Le site "Pourquoi Docteur" assume totalement

Dans les heures qui suivent, le site d’actualités médicales promeut lourdement son exclusivité, avec deux articles titrés, pour l’un"Pour le Pr Montagnier, SARS-CoV-2 serait un virus manipulé par les Chinois avec de l'ADN de VIH !", et pour l’autre"La thèse d'un virus manipulé échappé d'un laboratoire chinois : le pavé dans la mare du Pr Luc Montagnier". Dans la soirée du 16 avril, puis au petit matin du 17, deux nouveaux articles viennent contredire frontalement les propos de Montagnier… mais alors que les deux premiers titres se répandent à grande vitesse sur les réseaux sociaux, les deux autres sont publiés dans l’indifférence. Cet entretien exclusif avec Luc Montagnier a été réalisé à l’initiative du co-découvreur du VIH, explique le rédacteur en chef de Pourquoi Docteur et ancien directeur des rédactions du Parisien, Thierry Borsa, joint par Arrêt sur images.

"On a publié cette information car il y a un contexte qui allait dans ce sens", indique Borsa.

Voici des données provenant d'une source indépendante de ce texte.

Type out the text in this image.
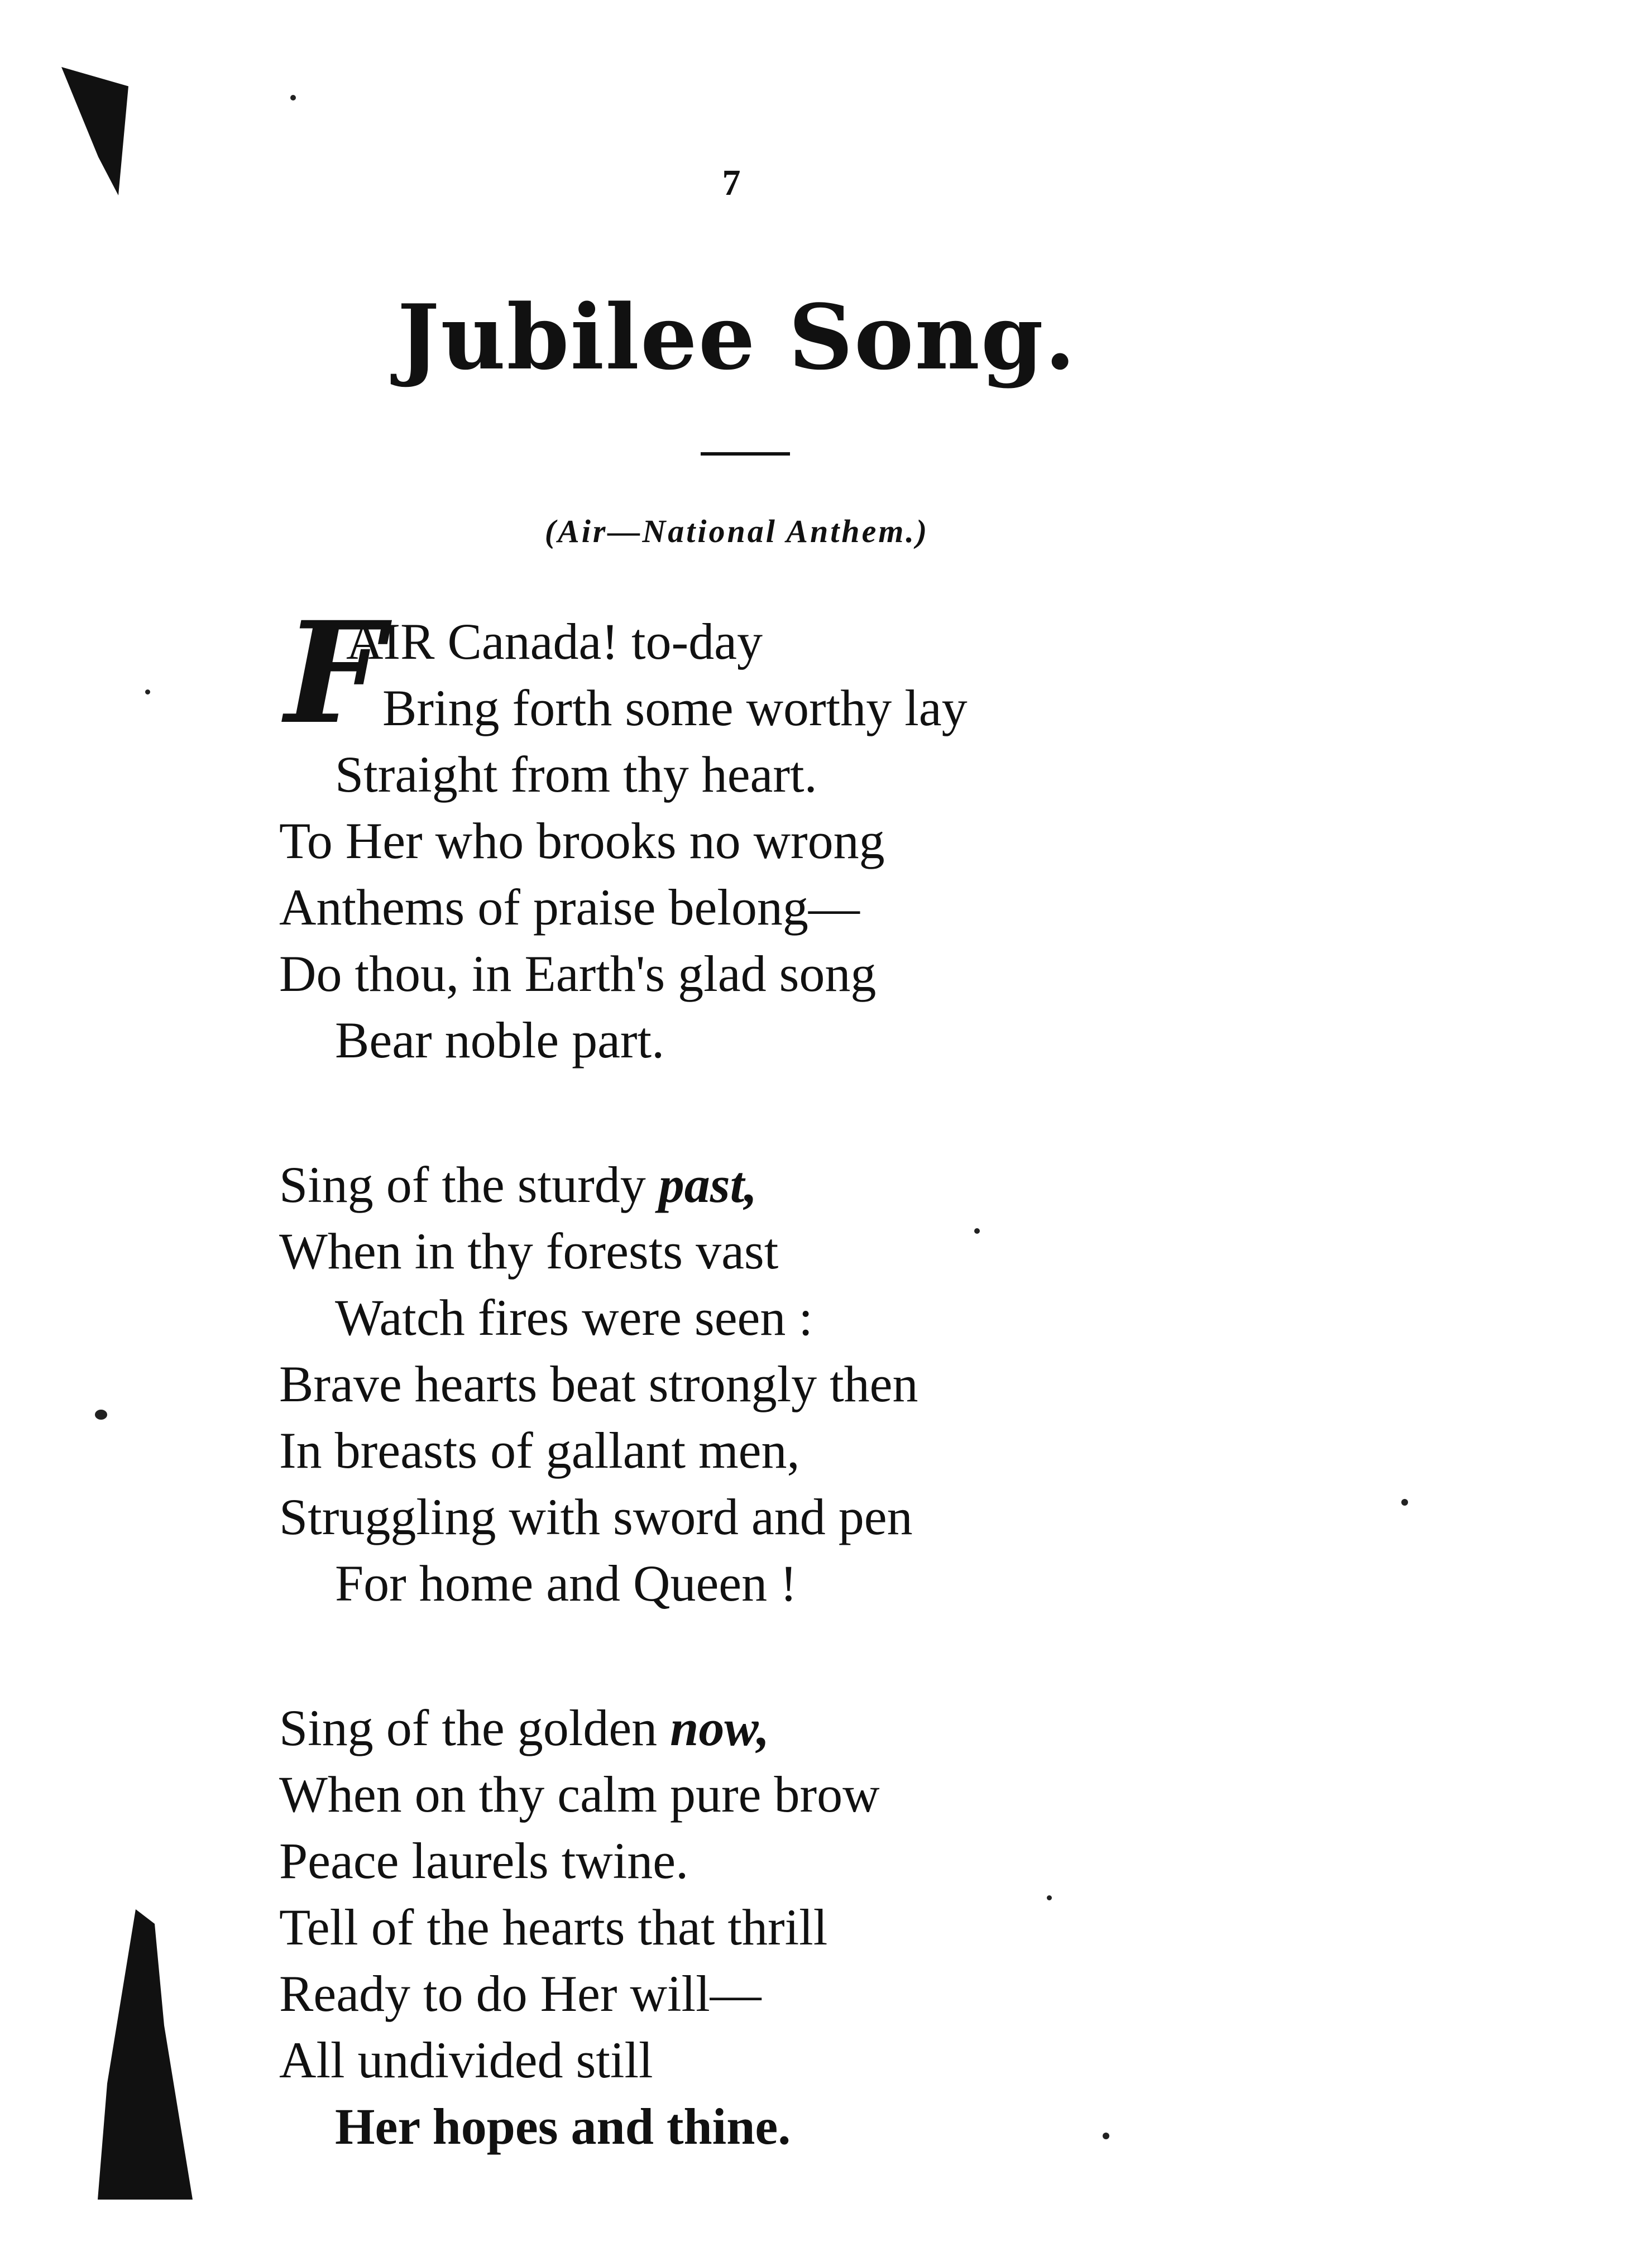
7
Jubilee Song.
(Air—National Anthem.)
F
AIR Canada! to-day
Bring forth some worthy lay
Straight from thy heart.
To Her who brooks no wrong
Anthems of praise belong—
Do thou, in Earth's glad song
Bear noble part.
Sing of the sturdy past,
When in thy forests vast
Watch fires were seen :
Brave hearts beat strongly then
In breasts of gallant men,
Struggling with sword and pen
For home and Queen !
Sing of the golden now,
When on thy calm pure brow
Peace laurels twine.
Tell of the hearts that thrill
Ready to do Her will—
All undivided still
Her hopes and thine.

Il cite les doutes américains quant à une éventuelle fuite du virus d’un des deux laboratoires de virologie de Wuhan, évoqués par le ministre Mike Pompeo sur Fox News puis publiés dans une chronique du Washington Post, via des bruits de couloirs du renseignement américain. Il ajoute la récente et nébuleuse prise de position d’Emmanuel Macron dans le Financial Times, concernant le manque de transparence chinois. "On avait là un élément de réponse de quelqu’un qui en assume la responsabilité", justifie Borsa. "Ses propos ne portaient pas atteinte à l’ordre public, on n’avait pas à ne pas les donner", assure-t-il en ne reniant aucun des titres enthousiastes de son média : "On l’assume totalement, d’autant plus qu’on n’a pas relayé quelque chose de moralement ou juridiquement condamnable."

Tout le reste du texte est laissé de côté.